Para Igor Rocha, capitão da PM que preside a Associação dos Oficiais Militares Estaduais da Bahia, a tecnologia implantada pela SSP é benéfica para o trabalho na segurança pública. “O reconhecimento facial é uma tecnologia que dá um upgrade para a segurança pública. Agora nas festas, como o Carnaval, tem grande utilidade. Isso otimiza o trabalho da polícia e da justiça. É uma ferramenta excelente, que a gente acredita que veio para somar ao trabalho que o policial já desenvolve no dia a dia”, defende o militar.

Mas tanto policiais da ativa ouvidos pelo Intercept como o coordenador geral da Associação dos Policiais e Bombeiros da Bahia e ex-deputado estadual ligado à direita, Marcos Prisco, têm outra avaliação. “Para quem está na ponta, é um investimento para inglês ver. Até o momento, o efeito prático é zero. Os policiais não são contra o reconhecimento facial, mas você não vai substituir um homem por uma câmera. Deveria investir na base”, afirmou o representante dos PMs. 

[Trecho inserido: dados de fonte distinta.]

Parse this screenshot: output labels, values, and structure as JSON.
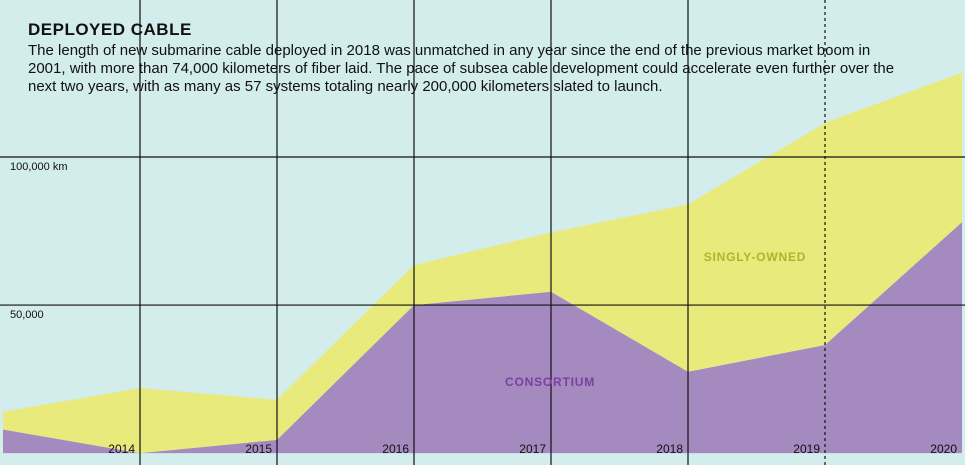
{
  "chart_data": {
    "type": "stacked_area",
    "title": "DEPLOYED CABLE",
    "subtitle": "The length of new submarine cable deployed in 2018 was unmatched in any year since the end of the previous market boom in 2001, with more than 74,000 kilometers of fiber laid. The pace of subsea cable development could accelerate even further over the next two years, with as many as 57 systems totaling nearly 200,000 kilometers slated to launch.",
    "categories": [
      null,
      "2014",
      "2015",
      "2016",
      "2017",
      "2018",
      "2019",
      "2020"
    ],
    "series": [
      {
        "name": "CONSORTIUM",
        "color": "#a58abf",
        "label_color": "#7b3fa0",
        "values": [
          8000,
          0,
          4500,
          50000,
          54500,
          27500,
          36500,
          78000
        ]
      },
      {
        "name": "SINGLY-OWNED",
        "color": "#e8ea7c",
        "label_color": "#b2b32a",
        "values": [
          6000,
          22000,
          13500,
          13500,
          20000,
          56500,
          75000,
          50500
        ]
      }
    ],
    "ylim": [
      -4000,
      153000
    ],
    "yticks": [
      {
        "value": 50000,
        "label": "50,000"
      },
      {
        "value": 100000,
        "label": "100,000 km"
      }
    ],
    "grid": true,
    "background": "#d3ecec"
  }
}
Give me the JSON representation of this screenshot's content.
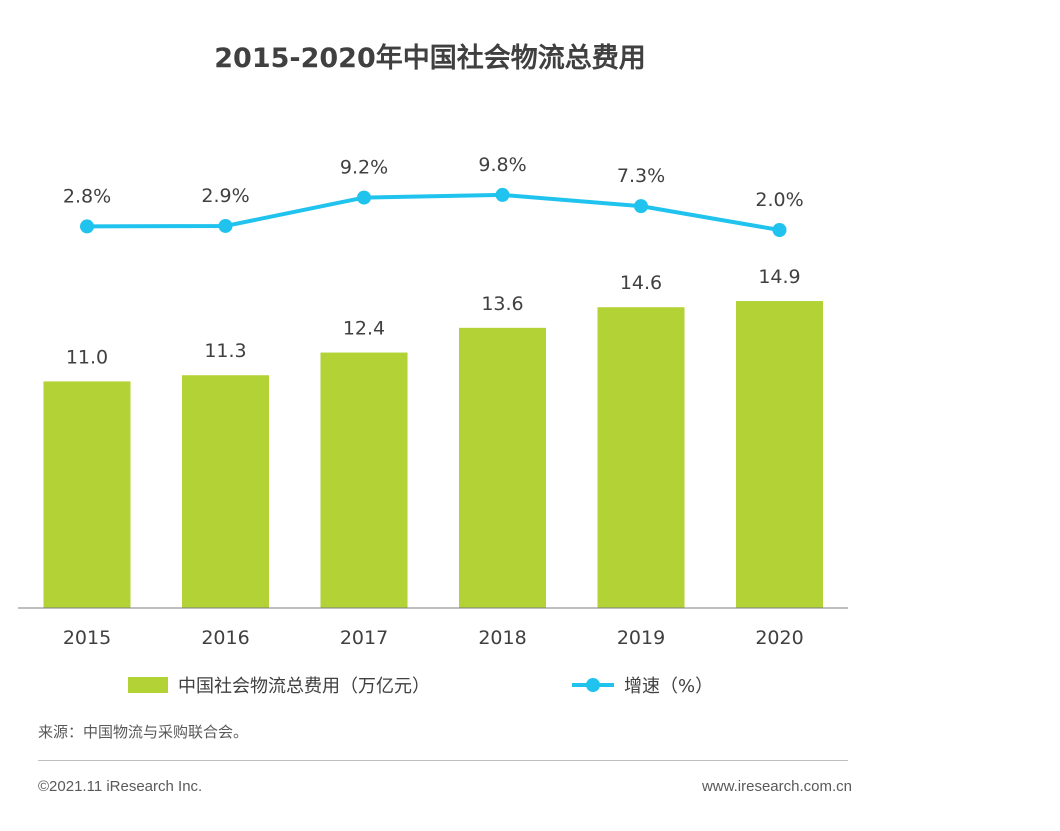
{
  "chart_data": {
    "type": "bar",
    "title": "2015-2020年中国社会物流总费用",
    "categories": [
      "2015",
      "2016",
      "2017",
      "2018",
      "2019",
      "2020"
    ],
    "series": [
      {
        "name": "中国社会物流总费用（万亿元）",
        "type": "bar",
        "values": [
          11.0,
          11.3,
          12.4,
          13.6,
          14.6,
          14.9
        ],
        "labels": [
          "11.0",
          "11.3",
          "12.4",
          "13.6",
          "14.6",
          "14.9"
        ],
        "color": "#b2d235"
      },
      {
        "name": "增速（%）",
        "type": "line",
        "values": [
          2.8,
          2.9,
          9.2,
          9.8,
          7.3,
          2.0
        ],
        "labels": [
          "2.8%",
          "2.9%",
          "9.2%",
          "9.8%",
          "7.3%",
          "2.0%"
        ],
        "color": "#1fc3ee"
      }
    ],
    "grid": false,
    "legend": "bottom"
  },
  "source": "来源：中国物流与采购联合会。",
  "footer": {
    "copyright": "©2021.11 iResearch Inc.",
    "website": "www.iresearch.com.cn"
  }
}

·         Até o momento, o efeito prático é zero.

O discurso é ecoado por agentes ouvidos em anonimato. “A gente recebe o chamado, aparece a identificação lá na tela. Até aí, tudo bem. Mas a gente só vai se for uma situação tranquila, um cara que a gente vê que não é perigoso. Nenhum policial vai se arriscar. Termina que a tecnologia não muda muita coisa”, disse um deles. 

Já à esquerda, a crítica é relacionada aos vieses discriminatórios da tecnologia. O deputado estadual Hilton Coelho, do Psol, apresentou à Assembleia Legislativa da Bahia, em 2022, um projeto de lei para suspender completamente o uso do sistema. “ As câmeras vêm no sentido de um controle dessa grande população negra, que aos olhos de uma elite – e, infelizmente, o governo reproduz essa posição – precisa ser tutelada, acompanhada, reprimida, muitas vezes por ações seguidas de morte”, apontou Hilton. 

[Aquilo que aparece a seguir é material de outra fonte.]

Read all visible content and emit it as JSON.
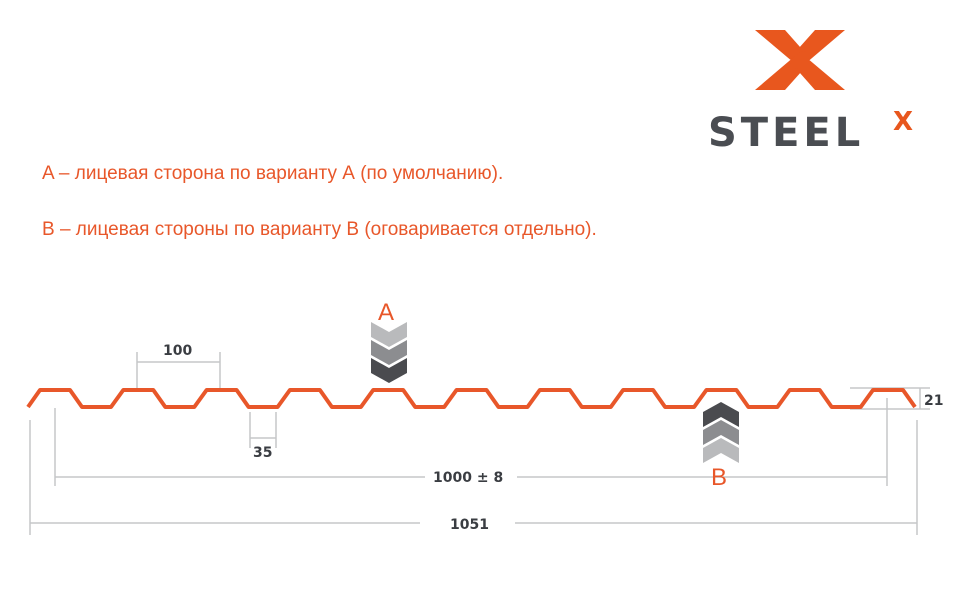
{
  "logo": {
    "text": "STEEL",
    "superscript": "X",
    "brand_color": "#e8571e",
    "text_color": "#4a4d52"
  },
  "notes": [
    "A – лицевая сторона по варианту А (по умолчанию).",
    "B – лицевая стороны по варианту B (оговаривается отдельно)."
  ],
  "profile": {
    "color": "#e8572a",
    "waves": 11
  },
  "dimensions": {
    "pitch": "100",
    "bottom_width": "35",
    "height": "21",
    "useful_width": "1000 ± 8",
    "total_width": "1051"
  },
  "sides": {
    "a_label": "A",
    "b_label": "B"
  },
  "colors": {
    "dim_line": "#c5c7c9",
    "chevron_dark": "#4a4b4f",
    "chevron_mid": "#8c8d90",
    "chevron_light": "#b9babc"
  }
}
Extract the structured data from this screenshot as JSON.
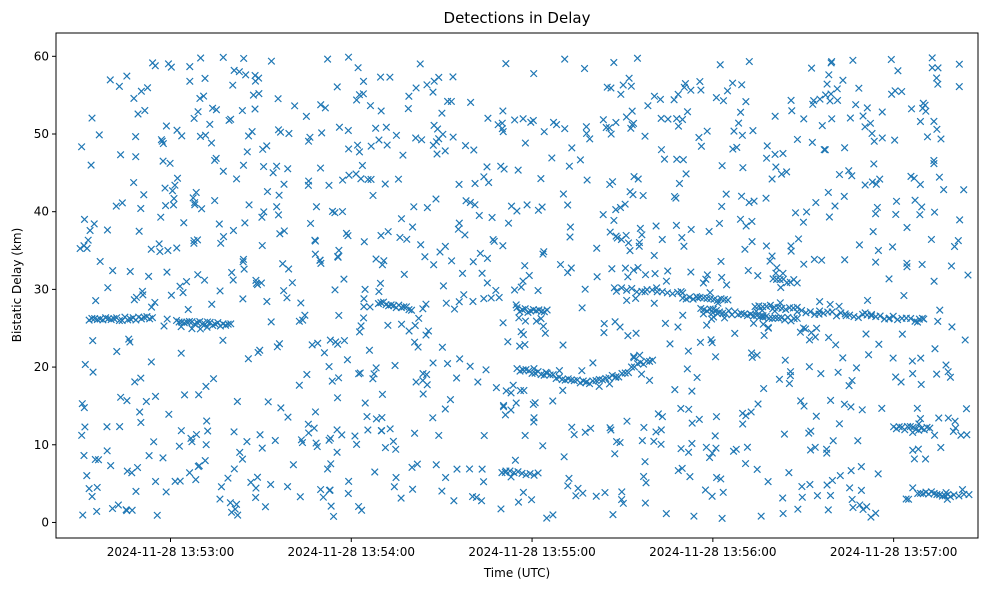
{
  "chart_data": {
    "type": "scatter",
    "title": "Detections in Delay",
    "xlabel": "Time (UTC)",
    "ylabel": "Bistatic Delay (km)",
    "marker": "x",
    "color": "#1f77b4",
    "grid": false,
    "xlim": [
      "2024-11-28 13:52:22",
      "2024-11-28 13:57:28"
    ],
    "ylim": [
      -2,
      63
    ],
    "x_ticks": [
      "2024-11-28 13:53:00",
      "2024-11-28 13:54:00",
      "2024-11-28 13:55:00",
      "2024-11-28 13:56:00",
      "2024-11-28 13:57:00"
    ],
    "y_ticks": [
      0,
      10,
      20,
      30,
      40,
      50,
      60
    ],
    "tracks": [
      {
        "start": "2024-11-28 13:52:33",
        "end": "2024-11-28 13:52:54",
        "y_start": 26.0,
        "y_end": 26.4,
        "points": 24
      },
      {
        "start": "2024-11-28 13:53:02",
        "end": "2024-11-28 13:53:20",
        "y_start": 25.9,
        "y_end": 25.4,
        "points": 22
      },
      {
        "start": "2024-11-28 13:54:09",
        "end": "2024-11-28 13:54:20",
        "y_start": 28.3,
        "y_end": 27.5,
        "points": 14
      },
      {
        "start": "2024-11-28 13:54:55",
        "end": "2024-11-28 13:55:05",
        "y_start": 27.4,
        "y_end": 27.1,
        "points": 12
      },
      {
        "start": "2024-11-28 13:54:50",
        "end": "2024-11-28 13:55:02",
        "y_start": 6.5,
        "y_end": 6.2,
        "points": 10
      },
      {
        "start": "2024-11-28 13:54:55",
        "end": "2024-11-28 13:55:18",
        "y_start": 19.8,
        "y_end": 17.9,
        "points": 24
      },
      {
        "start": "2024-11-28 13:55:18",
        "end": "2024-11-28 13:55:32",
        "y_start": 18.0,
        "y_end": 19.2,
        "points": 14
      },
      {
        "start": "2024-11-28 13:55:33",
        "end": "2024-11-28 13:55:40",
        "y_start": 20.0,
        "y_end": 21.0,
        "points": 8
      },
      {
        "start": "2024-11-28 13:55:28",
        "end": "2024-11-28 13:55:50",
        "y_start": 30.0,
        "y_end": 29.5,
        "points": 14
      },
      {
        "start": "2024-11-28 13:55:50",
        "end": "2024-11-28 13:56:05",
        "y_start": 29.0,
        "y_end": 28.5,
        "points": 14
      },
      {
        "start": "2024-11-28 13:55:56",
        "end": "2024-11-28 13:56:28",
        "y_start": 27.4,
        "y_end": 26.1,
        "points": 32
      },
      {
        "start": "2024-11-28 13:56:14",
        "end": "2024-11-28 13:56:28",
        "y_start": 27.9,
        "y_end": 27.5,
        "points": 12
      },
      {
        "start": "2024-11-28 13:56:20",
        "end": "2024-11-28 13:56:28",
        "y_start": 31.2,
        "y_end": 31.0,
        "points": 8
      },
      {
        "start": "2024-11-28 13:56:28",
        "end": "2024-11-28 13:57:10",
        "y_start": 27.2,
        "y_end": 26.0,
        "points": 30
      },
      {
        "start": "2024-11-28 13:57:00",
        "end": "2024-11-28 13:57:12",
        "y_start": 12.2,
        "y_end": 12.0,
        "points": 14
      },
      {
        "start": "2024-11-28 13:57:08",
        "end": "2024-11-28 13:57:18",
        "y_start": 3.9,
        "y_end": 3.5,
        "points": 12
      },
      {
        "start": "2024-11-28 13:57:20",
        "end": "2024-11-28 13:57:25",
        "y_start": 3.6,
        "y_end": 3.6,
        "points": 4
      }
    ],
    "clutter": {
      "start": "2024-11-28 13:52:30",
      "end": "2024-11-28 13:57:25",
      "y_range": [
        0.5,
        60
      ],
      "points": 1150,
      "distribution": "uniform"
    }
  }
}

O parlamentar pontuou ainda a falta de diálogo por parte do governo. “O que vemos é o que sai na imprensa e nas publicações oficiais. Não existe envolvimento da sociedade, do parlamento. Aponta-se um caráter autoritário. Não está inserido em um debate sobre segurança pública garantidora de direitos, nem de reforço da investigação em detrimento da ação ostensiva”, concluiu.